O lobby mineiro para aprovar a criação do tribunal federal em Belo Horizonte
O plenário do Senado aprovou em votação simbólica, nesta quarta-feira (22), o projeto de lei que cria o Tribunal Regional Federal da 6ª Região, com sede em Belo Horizonte (MG). O texto segue para sanção do presidente Jair Bolsonaro, informam a Agência Senado e o Superior Tribunal de Justiça (STJ).
Contribuiu para a aprovação do TRF-6 um forte lobby de magistrados e parlamentares mineiros. O projeto enfrentou resistências no Judiciário e na Câmara Federal, diante do receio de aumento das despesas públicas.

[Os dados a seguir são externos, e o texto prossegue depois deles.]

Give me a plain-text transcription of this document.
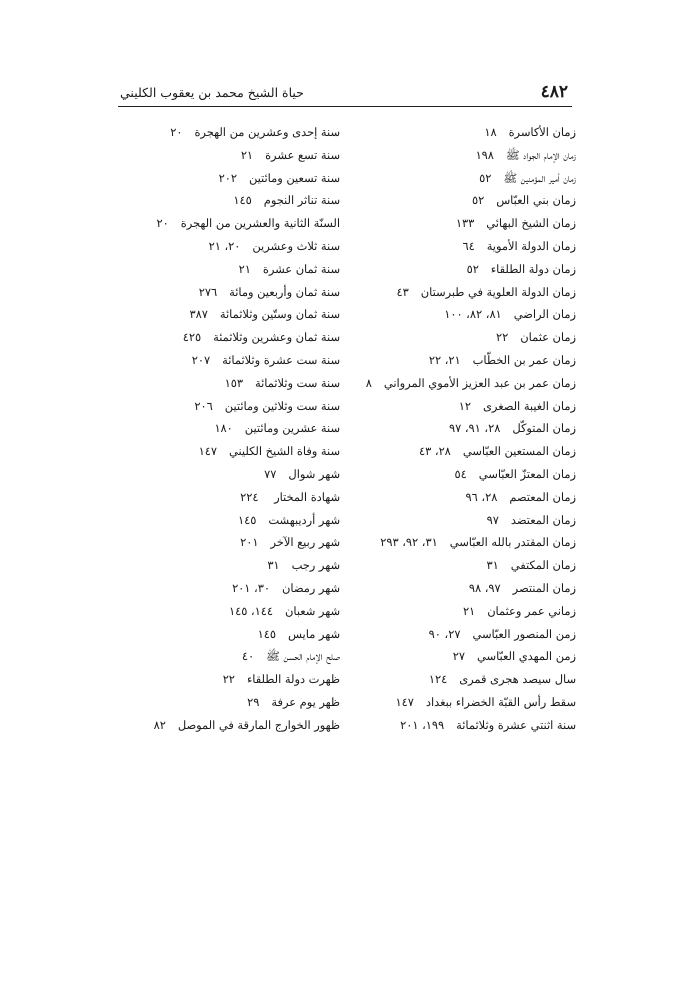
٤٨٢
حياة الشيخ محمد بن يعقوب الكليني
زمان الأكاسرة١٨
زمان الإمام الجواد ﷺ١٩٨
زمان أمير المؤمنين ﷺ٥٢
زمان بني العبّاس٥٢
زمان الشيخ البهائي١٣٣
زمان الدولة الأموية٦٤
زمان دولة الطلقاء٥٢
زمان الدولة العلوية في طبرستان٤٣
زمان الراضي٨١، ٨٢، ١٠٠
زمان عثمان٢٢
زمان عمر بن الخطّاب٢١، ٢٢
زمان عمر بن عبد العزيز الأموي المرواني٨
زمان الغيبة الصغرى١٢
زمان المتوكّل٢٨، ٩١، ٩٧
زمان المستعين العبّاسي٢٨، ٤٣
زمان المعتزّ العبّاسي٥٤
زمان المعتصم٢٨، ٩٦
زمان المعتضد٩٧
زمان المقتدر بالله العبّاسي٣١، ٩٢، ٢٩٣
زمان المكتفي٣١
زمان المنتصر٩٧، ٩٨
زماني عمر وعثمان٢١
زمن المنصور العبّاسي٢٧، ٩٠
زمن المهدي العبّاسي٢٧
سال سيصد هجرى قمرى١٢٤
سقط رأس القبّة الخضراء ببغداد١٤٧
سنة اثنتي عشرة وثلاثمائة١٩٩، ٢٠١
سنة إحدى وعشرين من الهجرة٢٠
سنة تسع عشرة٢١
سنة تسعين ومائتين٢٠٢
سنة تناثر النجوم١٤٥
السنّة الثانية والعشرين من الهجرة٢٠
سنة ثلاث وعشرين٢٠، ٢١
سنة ثمان عشرة٢١
سنة ثمان وأربعين ومائة٢٧٦
سنة ثمان وستّين وثلاثمائة٣٨٧
سنة ثمان وعشرين وثلاثمئة٤٢٥
سنة ست عشرة وثلاثمائة٢٠٧
سنة ست وثلاثمائة١٥٣
سنة ست وثلاثين ومائتين٢٠٦
سنة عشرين ومائتين١٨٠
سنة وفاة الشيخ الكليني١٤٧
شهر شوال٧٧
شهادة المختار ٢٢٤
شهر أرديبهشت١٤٥
شهر ربيع الآخر٢٠١
شهر رجب٣١
شهر رمضان٣٠، ٢٠١
شهر شعبان١٤٤، ١٤٥
شهر مايس١٤٥
صلح الإمام الحسن ﷺ٤٠
ظهرت دولة الطلقاء٢٢
ظهر يوم عرفة٢٩
ظهور الخوارج المارقة في الموصل٨٢
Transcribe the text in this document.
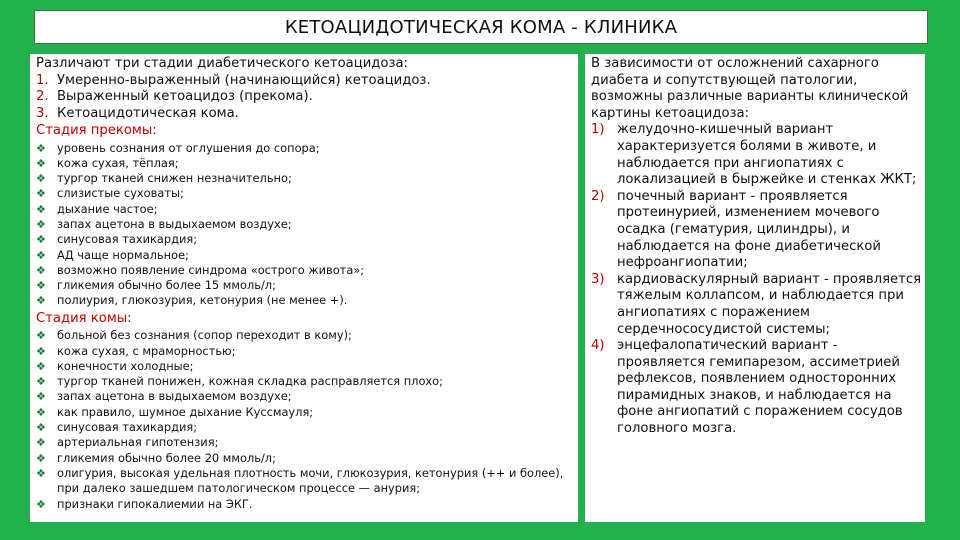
КЕТОАЦИДОТИЧЕСКАЯ КОМА - КЛИНИКА
Различают три стадии диабетического кетоацидоза:
1. Умеренно-выраженный (начинающийся) кетоацидоз.
2. Выраженный кетоацидоз (прекома).
3. Кетоацидотическая кома.
Стадия прекомы:
❖ уровень сознания от оглушения до сопора;
❖ кожа сухая, тёплая;
❖ тургор тканей снижен незначительно;
❖ слизистые суховаты;
❖ дыхание частое;
❖ запах ацетона в выдыхаемом воздухе;
❖ синусовая тахикардия;
❖ АД чаще нормальное;
❖ возможно появление синдрома «острого живота»;
❖ гликемия обычно более 15 ммоль/л;
❖ полиурия, глюкозурия, кетонурия (не менее +).
Стадия комы:
❖ больной без сознания (сопор переходит в кому);
❖ кожа сухая, с мраморностью;
❖ конечности холодные;
❖ тургор тканей понижен, кожная складка расправляется плохо;
❖ запах ацетона в выдыхаемом воздухе;
❖ как правило, шумное дыхание Куссмауля;
❖ синусовая тахикардия;
❖ артериальная гипотензия;
❖ гликемия обычно более 20 ммоль/л;
❖ олигурия, высокая удельная плотность мочи, глюкозурия, кетонурия (++ и более), при далеко зашедшем патологическом процессе — анурия;
❖ признаки гипокалиемии на ЭКГ.
В зависимости от осложнений сахарного диабета и сопутствующей патологии, возможны различные варианты клинической картины кетоацидоза:
1) желудочно-кишечный вариант характеризуется болями в животе, и наблюдается при ангиопатиях с локализацией в быржейке и стенках ЖКТ;
2) почечный вариант - проявляется протеинурией, изменением мочевого осадка (гематурия, цилиндры), и наблюдается на фоне диабетической нефроангиопатии;
3) кардиоваскулярный вариант - проявляется тяжелым коллапсом, и наблюдается при ангиопатиях с поражением сердечнососудистой системы;
4) энцефалопатический вариант - проявляется гемипарезом, ассиметрией рефлексов, появлением односторонних пирамидных знаков, и наблюдается на фоне ангиопатий с поражением сосудов головного мозга.
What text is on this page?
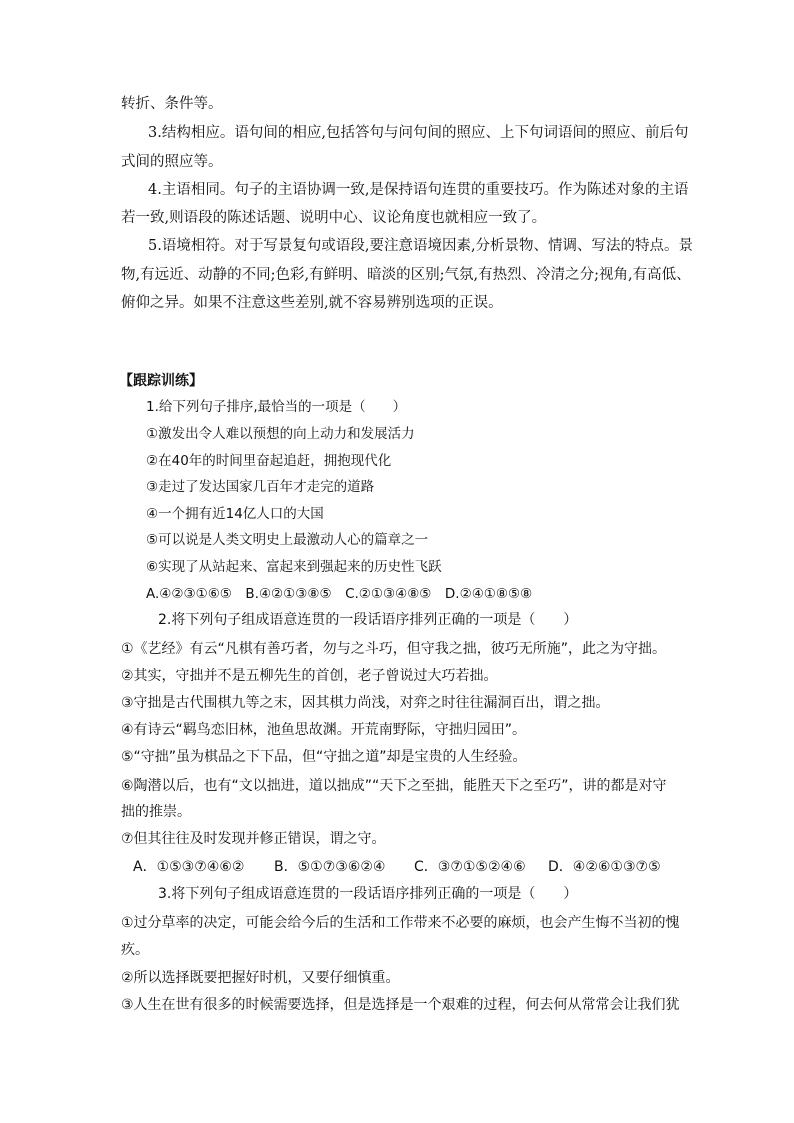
转折、条件等。
3.结构相应。语句间的相应,包括答句与问句间的照应、上下句词语间的照应、前后句
式间的照应等。
4.主语相同。句子的主语协调一致,是保持语句连贯的重要技巧。作为陈述对象的主语
若一致,则语段的陈述话题、说明中心、议论角度也就相应一致了。
5.语境相符。对于写景复句或语段,要注意语境因素,分析景物、情调、写法的特点。景
物,有远近、动静的不同;色彩,有鲜明、暗淡的区别;气氛,有热烈、冷清之分;视角,有高低、
俯仰之异。如果不注意这些差别,就不容易辨别选项的正误。
【跟踪训练】
1.给下列句子排序,最恰当的一项是（　　）
①激发出令人难以预想的向上动力和发展活力
②在40年的时间里奋起追赶，拥抱现代化
③走过了发达国家几百年才走完的道路
④一个拥有近14亿人口的大国
⑤可以说是人类文明史上最激动人心的篇章之一
⑥实现了从站起来、富起来到强起来的历史性飞跃
A.④②③①⑥⑤　B.④②①③⑧⑤　C.②①③④⑧⑤　D.②④①⑧⑤⑧
2.将下列句子组成语意连贯的一段话语序排列正确的一项是（　　）
①《艺经》有云“凡棋有善巧者，勿与之斗巧，但守我之拙，彼巧无所施”，此之为守拙。
②其实，守拙并不是五柳先生的首创，老子曾说过大巧若拙。
③守拙是古代围棋九等之末，因其棋力尚浅，对弈之时往往漏洞百出，谓之拙。
④有诗云“羁鸟恋旧林，池鱼思故渊。开荒南野际，守拙归园田”。
⑤“守拙”虽为棋品之下下品，但“守拙之道”却是宝贵的人生经验。
⑥陶潜以后，也有“文以拙进，道以拙成”“天下之至拙，能胜天下之至巧”，讲的都是对守
拙的推崇。
⑦但其往往及时发现并修正错误，谓之守。
A．①⑤③⑦④⑥② B．⑤①⑦③⑥②④ C．③⑦①⑤②④⑥ D．④②⑥①③⑦⑤
3.将下列句子组成语意连贯的一段话语序排列正确的一项是（　　）
①过分草率的决定，可能会给今后的生活和工作带来不必要的麻烦，也会产生悔不当初的愧
疚。
②所以选择既要把握好时机，又要仔细慎重。
③人生在世有很多的时候需要选择，但是选择是一个艰难的过程，何去何从常常会让我们犹
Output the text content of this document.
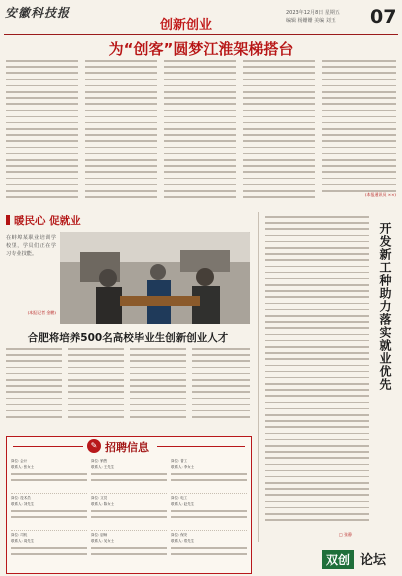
安徽科技报
创新创业
2023年12月8日 星期五
编辑 杨姗姗 美编 刘玉 07
为“创客”圆梦江淮架梯搭台
(本报通讯员 ××)
暖民心 促就业
在蚌埠某职业培训学校里，学员们正在学习专业技能。
(本报记者 金鹏)
合肥将培养500名高校毕业生创新创业人才	开发新工种助力落实就业优先
□ 张静
✎ 招聘信息
岗位: 会计
联系人: 张女士
岗位: 销售
联系人: 王先生
岗位: 普工
联系人: 李女士
岗位: 技术员
联系人: 刘先生
岗位: 文员
联系人: 陈女士
岗位: 电工
联系人: 赵先生
岗位: 司机
联系人: 周先生
岗位: 厨师
联系人: 吴女士
岗位: 保安
联系人: 郑先生
双创 论坛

O projeto pretende desafogar o Tribunal Regional Federal da 1ª Região, com sede em Brasília, cuja jurisdição abrange 13 Estados e o Distrito Federal. Minas Gerais responde por mais de 30% dos processos que tramitam no TRF-1.
O projeto é uma iniciativa do STJ, pelo qual se empenhou o mineiro João Otávio de Noronha, ex-presidente da corte (2018-2020). O relator é o senador Antonio Anastasia (PSD-MG). Em maio de 2020, a Justiça Federal em Minas Gerais distribuiu comendas a 17 pessoas. Entre os homenageados, o senador Rodrigo Pacheco (DEM) –atual presidente do Senado– e o deputado federal Fábio Ramalho (MDB-MG).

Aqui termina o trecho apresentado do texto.